Throughout the book Frankenstein by Mary Shelley there is signs of migration. Safie, the daughter of a merchant, seems to want the feeling of family and unity. Safie comes from a Turkish background and she migrated to leave the political problems. With this in mind, there is a connection between the monster itself and Safie. They both seek shelter and just want to be accepted for who they are. In addition, there seems to be evidence of discrimination against migrants in the book. Safie’s father was sentenced to death in Paris for a crime that he didn’t commit. Clearly, this shows the bigotry and separation of class and race in the book. Likewise, Frankenstein experiences the same thing as Safie. He sees discrimination all around him and even the way that Victor describes the monster shows the ideologies people have against people that are ‘different.’

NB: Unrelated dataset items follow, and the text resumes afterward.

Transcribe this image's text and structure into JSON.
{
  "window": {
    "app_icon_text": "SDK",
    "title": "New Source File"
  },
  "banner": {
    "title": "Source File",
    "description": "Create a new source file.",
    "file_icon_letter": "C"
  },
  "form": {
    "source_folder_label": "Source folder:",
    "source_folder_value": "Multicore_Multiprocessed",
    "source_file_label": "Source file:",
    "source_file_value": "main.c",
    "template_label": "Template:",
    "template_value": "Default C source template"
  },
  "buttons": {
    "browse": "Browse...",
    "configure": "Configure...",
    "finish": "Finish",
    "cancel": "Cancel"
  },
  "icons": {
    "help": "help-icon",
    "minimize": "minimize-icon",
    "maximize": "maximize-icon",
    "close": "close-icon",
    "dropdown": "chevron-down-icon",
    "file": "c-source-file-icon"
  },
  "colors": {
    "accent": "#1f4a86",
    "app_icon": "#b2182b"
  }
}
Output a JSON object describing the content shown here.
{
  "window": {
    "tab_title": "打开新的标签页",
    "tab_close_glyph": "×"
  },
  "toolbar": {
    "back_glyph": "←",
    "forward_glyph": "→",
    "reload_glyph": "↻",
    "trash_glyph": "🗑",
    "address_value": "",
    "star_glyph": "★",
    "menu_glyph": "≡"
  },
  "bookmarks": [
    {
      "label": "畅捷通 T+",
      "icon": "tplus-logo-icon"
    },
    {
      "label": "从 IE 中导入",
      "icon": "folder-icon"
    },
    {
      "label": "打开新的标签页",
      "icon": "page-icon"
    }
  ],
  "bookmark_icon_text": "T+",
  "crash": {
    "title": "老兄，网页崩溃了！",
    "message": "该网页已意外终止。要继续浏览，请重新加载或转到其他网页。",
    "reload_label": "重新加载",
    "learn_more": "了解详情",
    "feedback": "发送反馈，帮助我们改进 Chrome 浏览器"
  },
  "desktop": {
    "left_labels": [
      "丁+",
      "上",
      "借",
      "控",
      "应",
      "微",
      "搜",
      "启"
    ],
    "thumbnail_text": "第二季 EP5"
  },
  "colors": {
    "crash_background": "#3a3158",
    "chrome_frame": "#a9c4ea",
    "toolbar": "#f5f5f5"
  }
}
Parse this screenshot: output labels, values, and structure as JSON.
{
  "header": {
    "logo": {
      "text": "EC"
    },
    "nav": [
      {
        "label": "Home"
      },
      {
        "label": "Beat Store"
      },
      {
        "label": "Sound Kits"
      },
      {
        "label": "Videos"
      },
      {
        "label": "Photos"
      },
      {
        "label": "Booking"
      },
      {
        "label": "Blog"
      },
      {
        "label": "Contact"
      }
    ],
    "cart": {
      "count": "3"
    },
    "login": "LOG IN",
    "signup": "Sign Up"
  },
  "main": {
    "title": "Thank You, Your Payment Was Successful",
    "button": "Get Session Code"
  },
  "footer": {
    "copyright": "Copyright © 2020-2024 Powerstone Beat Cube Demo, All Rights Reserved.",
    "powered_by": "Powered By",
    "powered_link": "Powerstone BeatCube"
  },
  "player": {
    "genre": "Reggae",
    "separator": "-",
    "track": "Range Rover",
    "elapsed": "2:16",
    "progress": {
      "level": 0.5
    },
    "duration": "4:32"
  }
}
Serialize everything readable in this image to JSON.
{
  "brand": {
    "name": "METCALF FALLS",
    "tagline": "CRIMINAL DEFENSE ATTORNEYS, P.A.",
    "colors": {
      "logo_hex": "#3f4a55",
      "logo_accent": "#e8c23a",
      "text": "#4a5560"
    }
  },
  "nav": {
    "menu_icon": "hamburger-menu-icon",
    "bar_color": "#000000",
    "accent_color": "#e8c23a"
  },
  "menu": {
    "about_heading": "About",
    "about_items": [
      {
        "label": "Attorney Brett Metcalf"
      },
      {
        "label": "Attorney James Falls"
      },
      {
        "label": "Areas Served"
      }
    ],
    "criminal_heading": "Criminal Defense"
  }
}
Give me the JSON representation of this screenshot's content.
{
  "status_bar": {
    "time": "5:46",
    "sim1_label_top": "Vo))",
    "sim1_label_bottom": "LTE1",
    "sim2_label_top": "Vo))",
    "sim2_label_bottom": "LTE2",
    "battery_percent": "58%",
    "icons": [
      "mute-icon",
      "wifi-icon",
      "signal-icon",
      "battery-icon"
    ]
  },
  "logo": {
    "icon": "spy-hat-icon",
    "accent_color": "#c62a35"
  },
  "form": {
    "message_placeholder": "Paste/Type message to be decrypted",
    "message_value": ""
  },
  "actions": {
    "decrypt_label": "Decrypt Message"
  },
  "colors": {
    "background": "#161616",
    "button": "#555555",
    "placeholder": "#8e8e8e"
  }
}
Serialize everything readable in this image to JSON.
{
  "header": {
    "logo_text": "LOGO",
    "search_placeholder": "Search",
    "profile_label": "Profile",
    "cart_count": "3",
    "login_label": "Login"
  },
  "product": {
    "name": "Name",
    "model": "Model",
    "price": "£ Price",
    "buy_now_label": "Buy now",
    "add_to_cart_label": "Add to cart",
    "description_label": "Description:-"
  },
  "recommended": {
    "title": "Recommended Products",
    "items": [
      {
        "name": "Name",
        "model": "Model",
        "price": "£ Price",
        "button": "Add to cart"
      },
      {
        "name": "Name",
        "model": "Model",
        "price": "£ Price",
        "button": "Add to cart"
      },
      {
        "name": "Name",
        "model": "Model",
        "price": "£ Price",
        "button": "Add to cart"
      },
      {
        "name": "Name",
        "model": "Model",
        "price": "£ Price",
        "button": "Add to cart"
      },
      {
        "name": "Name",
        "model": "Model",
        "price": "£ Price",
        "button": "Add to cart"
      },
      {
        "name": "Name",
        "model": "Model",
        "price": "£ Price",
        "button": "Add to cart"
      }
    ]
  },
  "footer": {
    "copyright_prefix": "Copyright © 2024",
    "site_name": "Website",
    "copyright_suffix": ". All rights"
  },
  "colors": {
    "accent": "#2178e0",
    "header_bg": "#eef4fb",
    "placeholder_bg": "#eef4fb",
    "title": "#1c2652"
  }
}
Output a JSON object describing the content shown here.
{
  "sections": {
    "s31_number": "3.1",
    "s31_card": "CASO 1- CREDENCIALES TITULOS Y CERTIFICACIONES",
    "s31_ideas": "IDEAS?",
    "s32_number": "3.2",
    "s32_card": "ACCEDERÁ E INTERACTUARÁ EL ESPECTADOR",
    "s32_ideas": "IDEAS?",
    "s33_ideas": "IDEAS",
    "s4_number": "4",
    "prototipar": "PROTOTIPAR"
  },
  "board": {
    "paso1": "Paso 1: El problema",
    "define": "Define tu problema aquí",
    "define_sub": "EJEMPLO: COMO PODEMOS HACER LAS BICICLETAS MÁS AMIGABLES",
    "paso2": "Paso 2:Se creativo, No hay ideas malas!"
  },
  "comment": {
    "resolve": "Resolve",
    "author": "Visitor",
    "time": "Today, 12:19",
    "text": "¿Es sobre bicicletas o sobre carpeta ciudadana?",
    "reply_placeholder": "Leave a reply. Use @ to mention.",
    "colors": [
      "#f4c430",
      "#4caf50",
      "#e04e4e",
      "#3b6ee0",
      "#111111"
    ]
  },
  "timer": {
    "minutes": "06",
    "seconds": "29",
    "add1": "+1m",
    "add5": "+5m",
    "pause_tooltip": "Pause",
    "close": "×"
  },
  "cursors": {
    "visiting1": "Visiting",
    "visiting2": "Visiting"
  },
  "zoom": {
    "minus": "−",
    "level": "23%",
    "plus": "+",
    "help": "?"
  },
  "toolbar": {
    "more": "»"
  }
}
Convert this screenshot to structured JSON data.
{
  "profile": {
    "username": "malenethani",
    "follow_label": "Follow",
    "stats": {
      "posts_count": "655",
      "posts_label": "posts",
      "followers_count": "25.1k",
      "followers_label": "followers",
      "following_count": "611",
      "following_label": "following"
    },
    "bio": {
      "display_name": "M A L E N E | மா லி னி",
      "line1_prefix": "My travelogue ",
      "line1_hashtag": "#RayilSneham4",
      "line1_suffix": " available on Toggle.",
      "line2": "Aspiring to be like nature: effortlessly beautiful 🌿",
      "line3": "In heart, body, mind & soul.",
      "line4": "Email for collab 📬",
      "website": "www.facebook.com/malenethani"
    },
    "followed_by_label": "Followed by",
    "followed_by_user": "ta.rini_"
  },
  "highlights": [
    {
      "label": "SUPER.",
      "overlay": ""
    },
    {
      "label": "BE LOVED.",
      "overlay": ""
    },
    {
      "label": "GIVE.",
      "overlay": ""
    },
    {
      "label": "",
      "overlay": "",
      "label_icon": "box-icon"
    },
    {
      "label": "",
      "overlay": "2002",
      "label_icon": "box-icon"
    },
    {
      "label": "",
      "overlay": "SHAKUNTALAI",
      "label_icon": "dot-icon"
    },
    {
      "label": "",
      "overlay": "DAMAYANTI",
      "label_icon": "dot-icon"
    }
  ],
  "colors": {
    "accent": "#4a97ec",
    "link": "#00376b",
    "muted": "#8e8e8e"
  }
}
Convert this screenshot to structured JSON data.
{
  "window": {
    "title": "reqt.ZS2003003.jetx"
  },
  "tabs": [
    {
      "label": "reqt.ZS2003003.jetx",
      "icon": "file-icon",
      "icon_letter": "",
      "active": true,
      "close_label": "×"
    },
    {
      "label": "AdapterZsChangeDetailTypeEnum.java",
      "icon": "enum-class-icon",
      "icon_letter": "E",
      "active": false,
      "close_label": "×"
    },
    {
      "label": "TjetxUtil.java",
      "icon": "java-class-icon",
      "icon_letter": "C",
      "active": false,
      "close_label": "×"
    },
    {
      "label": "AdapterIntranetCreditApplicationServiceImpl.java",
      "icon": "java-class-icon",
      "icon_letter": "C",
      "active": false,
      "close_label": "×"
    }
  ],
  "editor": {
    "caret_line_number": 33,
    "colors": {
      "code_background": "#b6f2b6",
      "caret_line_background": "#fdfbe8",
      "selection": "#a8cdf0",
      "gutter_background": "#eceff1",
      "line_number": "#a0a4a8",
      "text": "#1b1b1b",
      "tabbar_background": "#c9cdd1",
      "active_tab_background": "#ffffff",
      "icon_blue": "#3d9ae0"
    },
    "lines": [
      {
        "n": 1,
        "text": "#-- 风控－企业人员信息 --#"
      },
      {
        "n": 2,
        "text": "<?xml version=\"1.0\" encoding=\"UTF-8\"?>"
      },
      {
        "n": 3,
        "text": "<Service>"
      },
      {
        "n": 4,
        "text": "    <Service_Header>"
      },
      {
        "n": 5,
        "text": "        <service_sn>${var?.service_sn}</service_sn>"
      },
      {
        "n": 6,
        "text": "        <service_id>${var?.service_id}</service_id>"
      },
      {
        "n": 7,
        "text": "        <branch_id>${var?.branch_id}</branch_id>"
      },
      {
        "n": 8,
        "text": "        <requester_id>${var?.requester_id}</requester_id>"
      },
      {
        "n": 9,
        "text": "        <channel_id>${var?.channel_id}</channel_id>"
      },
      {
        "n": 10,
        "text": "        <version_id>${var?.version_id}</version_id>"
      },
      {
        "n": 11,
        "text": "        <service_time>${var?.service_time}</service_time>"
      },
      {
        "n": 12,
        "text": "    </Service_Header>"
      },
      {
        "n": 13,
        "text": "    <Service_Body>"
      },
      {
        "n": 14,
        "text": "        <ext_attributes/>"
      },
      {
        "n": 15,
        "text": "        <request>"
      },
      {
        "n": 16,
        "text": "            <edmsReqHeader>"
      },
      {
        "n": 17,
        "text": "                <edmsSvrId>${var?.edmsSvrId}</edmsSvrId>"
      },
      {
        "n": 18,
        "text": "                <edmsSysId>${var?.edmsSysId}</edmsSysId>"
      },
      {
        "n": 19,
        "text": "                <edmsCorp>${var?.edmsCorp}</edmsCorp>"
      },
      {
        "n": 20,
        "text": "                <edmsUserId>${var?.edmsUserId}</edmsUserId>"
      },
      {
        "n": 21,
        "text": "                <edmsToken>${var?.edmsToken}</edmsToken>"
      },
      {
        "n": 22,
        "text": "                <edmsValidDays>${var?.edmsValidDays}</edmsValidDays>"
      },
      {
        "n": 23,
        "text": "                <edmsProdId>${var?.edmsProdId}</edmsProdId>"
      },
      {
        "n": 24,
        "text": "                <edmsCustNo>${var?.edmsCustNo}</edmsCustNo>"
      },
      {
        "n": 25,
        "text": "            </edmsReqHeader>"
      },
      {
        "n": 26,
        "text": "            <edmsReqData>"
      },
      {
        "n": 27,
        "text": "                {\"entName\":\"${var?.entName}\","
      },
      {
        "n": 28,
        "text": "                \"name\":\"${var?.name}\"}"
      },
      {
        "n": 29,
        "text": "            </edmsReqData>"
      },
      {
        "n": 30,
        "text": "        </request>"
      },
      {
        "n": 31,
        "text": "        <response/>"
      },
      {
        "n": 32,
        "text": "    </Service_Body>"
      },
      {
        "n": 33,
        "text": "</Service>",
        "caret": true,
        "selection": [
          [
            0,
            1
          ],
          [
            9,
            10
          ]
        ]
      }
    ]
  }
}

When the monster gave Victor the letters by Safie and wanted Victor to know his tale through another person’s words, there was a sense of connections. In the story, Victor is very closed minded with the looks of others. He finds certain looks superior. We can see this when Victor says, “His limbs were in proportion, and I had selected his features as beautiful. Beautiful! Great God! His yellow skin scarcely covered the work of muscles and arteries beneath; his hair was of a lustrous black, and flowing; his teeth of a pearly whiteness; but these luxuriances only formed a more horrid contrast with his watery eyes, that seemed almost of the same color as the dun-white sockets in which they were set, his shriveled complexion and straight black lips” (60).

Furthermore, the monster seems to try to tell Victor to look through his eyes. The monster tells Victor that he has figured out the truth on his own and has taught himself about the world he lives in. He tells Victor, “These wonderful narrations inspired me with strange feelings. Was man, indeed, at once so powerful, so virtuous, and magnificent, yet so vicious and base?” (108) The monster is questioning the ideas humans have about each other. Frankenstein doesn’t seem to understand why are humans so smart, yet can’t see everyone as equal. This is what stood out! It is as if Frankenstein is an equal rights activist!